En el Cenáculo, a punto de encaminarse a su Pasión, el Señor, después de mandarnos que nos amemos unos a otros, nos revela el misterio del odio del mundo:
“Si el mundo os odia, sabed que a mí me ha odiado antes que a vosotros. Si fuerais del mundo, el mundo amaría lo suyo; pero, como no sois del mundo, porque Yo al elegiros os he sacado del mundo, por eso os odia el mundo. Acordaos de la palabra que os he dicho: El siervo no es más que su señor. Si a mí me han perseguido, también os perseguirán a vosotros; si han guardado mi Palabra, también la vuestra guardarán. Pero todo esto os lo harán por causa de mi Nombre, porque no conocen al que me ha enviado. Si Yo no hubiera venido y no les hubiera hablado, no tendrían pecado; pero ahora no tienen excusa de su pecado. El que me odia, odia también a mi Padre”.
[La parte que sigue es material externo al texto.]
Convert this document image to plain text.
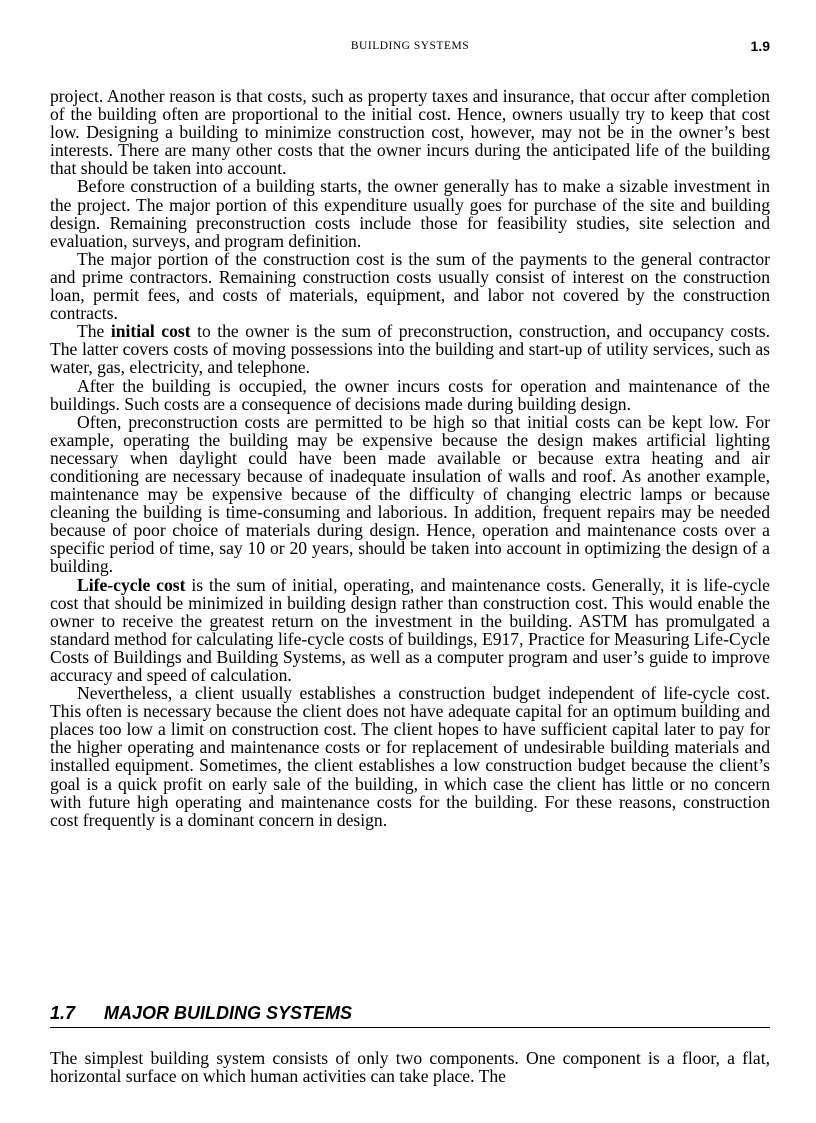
BUILDING SYSTEMS	1.9

project. Another reason is that costs, such as property taxes and insurance, that occur after completion of the building often are proportional to the initial cost. Hence, owners usually try to keep that cost low. Designing a building to minimize construction cost, however, may not be in the owner’s best interests. There are many other costs that the owner incurs during the anticipated life of the building that should be taken into account.

Before construction of a building starts, the owner generally has to make a sizable investment in the project. The major portion of this expenditure usually goes for purchase of the site and building design. Remaining preconstruction costs include those for feasibility studies, site selection and evaluation, surveys, and program definition.

The major portion of the construction cost is the sum of the payments to the general contractor and prime contractors. Remaining construction costs usually consist of interest on the construction loan, permit fees, and costs of materials, equipment, and labor not covered by the construction contracts.

The initial cost to the owner is the sum of preconstruction, construction, and occupancy costs. The latter covers costs of moving possessions into the building and start-up of utility services, such as water, gas, electricity, and telephone.

After the building is occupied, the owner incurs costs for operation and maintenance of the buildings. Such costs are a consequence of decisions made during building design.

Often, preconstruction costs are permitted to be high so that initial costs can be kept low. For example, operating the building may be expensive because the design makes artificial lighting necessary when daylight could have been made available or because extra heating and air conditioning are necessary because of inadequate insulation of walls and roof. As another example, maintenance may be expensive because of the difficulty of changing electric lamps or because cleaning the building is time-consuming and laborious. In addition, frequent repairs may be needed because of poor choice of materials during design. Hence, operation and maintenance costs over a specific period of time, say 10 or 20 years, should be taken into account in optimizing the design of a building.

Life-cycle cost is the sum of initial, operating, and maintenance costs. Generally, it is life-cycle cost that should be minimized in building design rather than construction cost. This would enable the owner to receive the greatest return on the investment in the building. ASTM has promulgated a standard method for calculating life-cycle costs of buildings, E917, Practice for Measuring Life-Cycle Costs of Buildings and Building Systems, as well as a computer program and user’s guide to improve accuracy and speed of calculation.

Nevertheless, a client usually establishes a construction budget independent of life-cycle cost. This often is necessary because the client does not have adequate capital for an optimum building and places too low a limit on construction cost. The client hopes to have sufficient capital later to pay for the higher operating and maintenance costs or for replacement of undesirable building materials and installed equipment. Sometimes, the client establishes a low construction budget because the client’s goal is a quick profit on early sale of the building, in which case the client has little or no concern with future high operating and maintenance costs for the building. For these reasons, construction cost frequently is a dominant concern in design.

1.7 MAJOR BUILDING SYSTEMS

The simplest building system consists of only two components. One component is a floor, a flat, horizontal surface on which human activities can take place. The
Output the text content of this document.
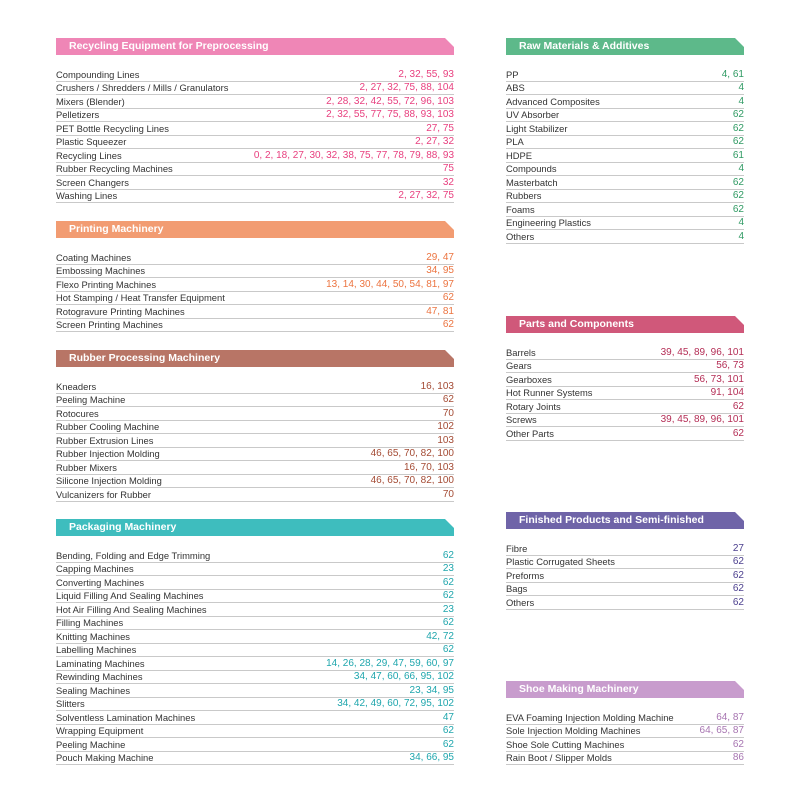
Recycling Equipment for Preprocessing
Compounding Lines	2, 32, 55, 93
Crushers / Shredders / Mills / Granulators	2, 27, 32, 75, 88, 104
Mixers (Blender)	2, 28, 32, 42, 55, 72, 96, 103
Pelletizers	2, 32, 55, 77, 75, 88, 93, 103
PET Bottle Recycling Lines	27, 75
Plastic Squeezer	2, 27, 32
Recycling Lines	0, 2, 18, 27, 30, 32, 38, 75, 77, 78, 79, 88, 93
Rubber Recycling Machines	75
Screen Changers	32
Washing Lines	2, 27, 32, 75
Printing Machinery
Coating Machines	29, 47
Embossing Machines	34, 95
Flexo Printing Machines	13, 14, 30, 44, 50, 54, 81, 97
Hot Stamping / Heat Transfer Equipment	62
Rotogravure Printing Machines	47, 81
Screen Printing Machines	62
Rubber Processing Machinery
Kneaders	16, 103
Peeling Machine	62
Rotocures	70
Rubber Cooling Machine	102
Rubber Extrusion Lines	103
Rubber Injection Molding	46, 65, 70, 82, 100
Rubber Mixers	16, 70, 103
Silicone Injection Molding	46, 65, 70, 82, 100
Vulcanizers for Rubber	70
Packaging Machinery
Bending, Folding and Edge Trimming	62
Capping Machines	23
Converting Machines	62
Liquid Filling And Sealing Machines	62
Hot Air Filling And Sealing Machines	23
Filling Machines	62
Knitting Machines	42, 72
Labelling Machines	62
Laminating Machines	14, 26, 28, 29, 47, 59, 60, 97
Rewinding Machines	34, 47, 60, 66, 95, 102
Sealing Machines	23, 34, 95
Slitters	34, 42, 49, 60, 72, 95, 102
Solventless Lamination Machines	47
Wrapping Equipment	62
Peeling Machine	62
Pouch Making Machine	34, 66, 95
Raw Materials & Additives
PP	4, 61
ABS	4
Advanced Composites	4
UV Absorber	62
Light Stabilizer	62
PLA	62
HDPE	61
Compounds	4
Masterbatch	62
Rubbers	62
Foams	62
Engineering Plastics	4
Others	4
Parts and Components
Barrels	39, 45, 89, 96, 101
Gears	56, 73
Gearboxes	56, 73, 101
Hot Runner Systems	91, 104
Rotary Joints	62
Screws	39, 45, 89, 96, 101
Other Parts	62
Finished Products and Semi-finished Products
Fibre	27
Plastic Corrugated Sheets	62
Preforms	62
Bags	62
Others	62
Shoe Making Machinery
EVA Foaming Injection Molding Machine	64, 87
Sole Injection Molding Machines	64, 65, 87
Shoe Sole Cutting Machines	62
Rain Boot / Slipper Molds	86
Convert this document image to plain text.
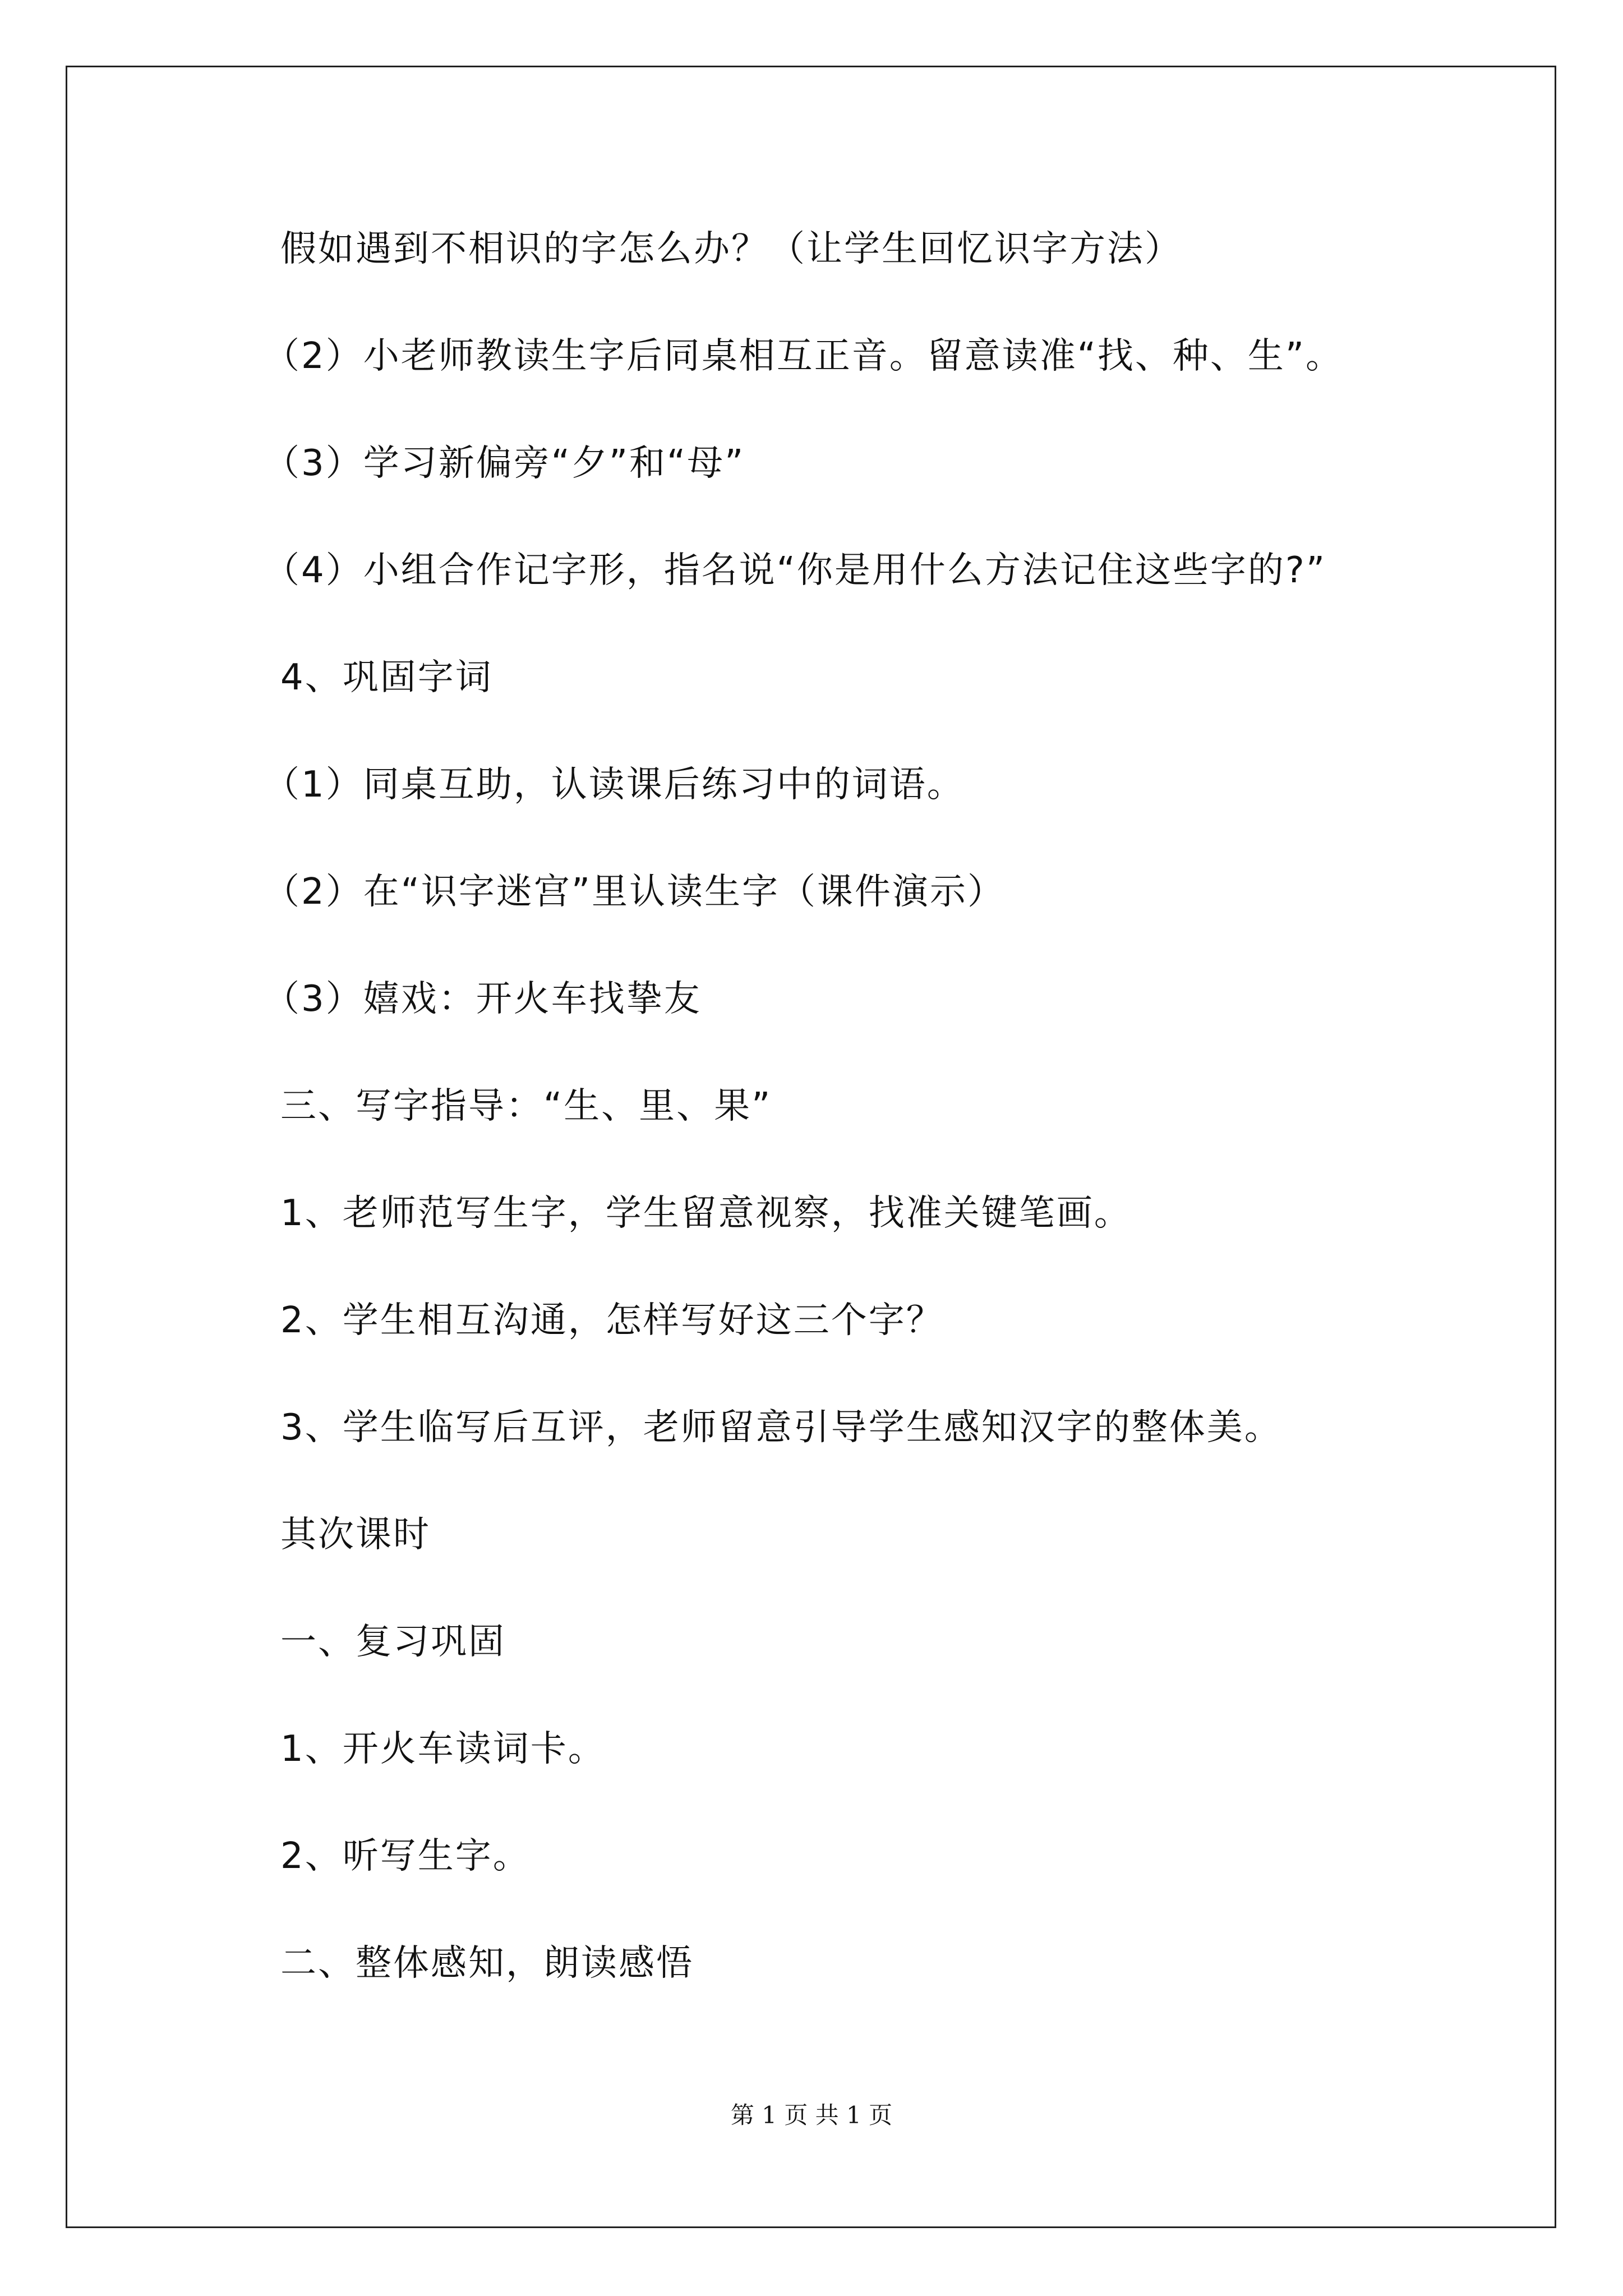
假如遇到不相识的字怎么办？（让学生回忆识字方法）
（2）小老师教读生字后同桌相互正音。留意读准“找、种、生”。
（3）学习新偏旁“夕”和“母”
（4）小组合作记字形，指名说“你是用什么方法记住这些字的?”
4、巩固字词
（1）同桌互助，认读课后练习中的词语。
（2）在“识字迷宫”里认读生字（课件演示）
（3）嬉戏：开火车找挚友
三、写字指导：“生、里、果”
1、老师范写生字，学生留意视察，找准关键笔画。
2、学生相互沟通，怎样写好这三个字？
3、学生临写后互评，老师留意引导学生感知汉字的整体美。
其次课时
一、复习巩固
1、开火车读词卡。
2、听写生字。
二、整体感知，朗读感悟
第 1 页 共 1 页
El odio del mundo a Dios Padre descarga sobre Jesucristo, y el odio a Jesucristo descarga sobre el cristiano. La Cruz de Cristo es el horizonte para entender estos textos del justo perseguido que son tan frecuentes en los Salmos.
El final de esta primera parte del Salmo es conmovedor:
Una cosa pido al Señor,
solo esta busco:
habitar en la Casa del Señor,
todos los días de mi vida,
para contemplar la belleza del Señor
y admirar su Templo.
Jesús responderá a este nobilísimo deseo del salmista de un modo inimaginable. En las palabras que dirige a sus discípulos en el Cenáculo da la impresión que Él ha venido al mundo para satisfacer los deseos del corazón de este hombre. Habla Jesús:
“No se turbe vuestro corazón. Creéis en Dios: creed también en mí. En la casa de mi Padre hay muchas mansiones; si no, os lo habría dicho; porque voy a prepararos un lugar. Y cuando haya ido y os haya preparado un lugar, volveré y os tomaré conmigo, para que donde esté Yo estéis también vosotros. Y adonde Yo voy sabéis el camino”.
Estas palabras de Jesús dan respuesta a tantísimos textos de las Escrituras de Israel donde se manifiesta el deseo de conocer a Dios, de verle cara a cara, de habitar en la Casa del Señor. Todos estos deseos, y muchos otros similares, encuentran su satisfacción en Jesucristo.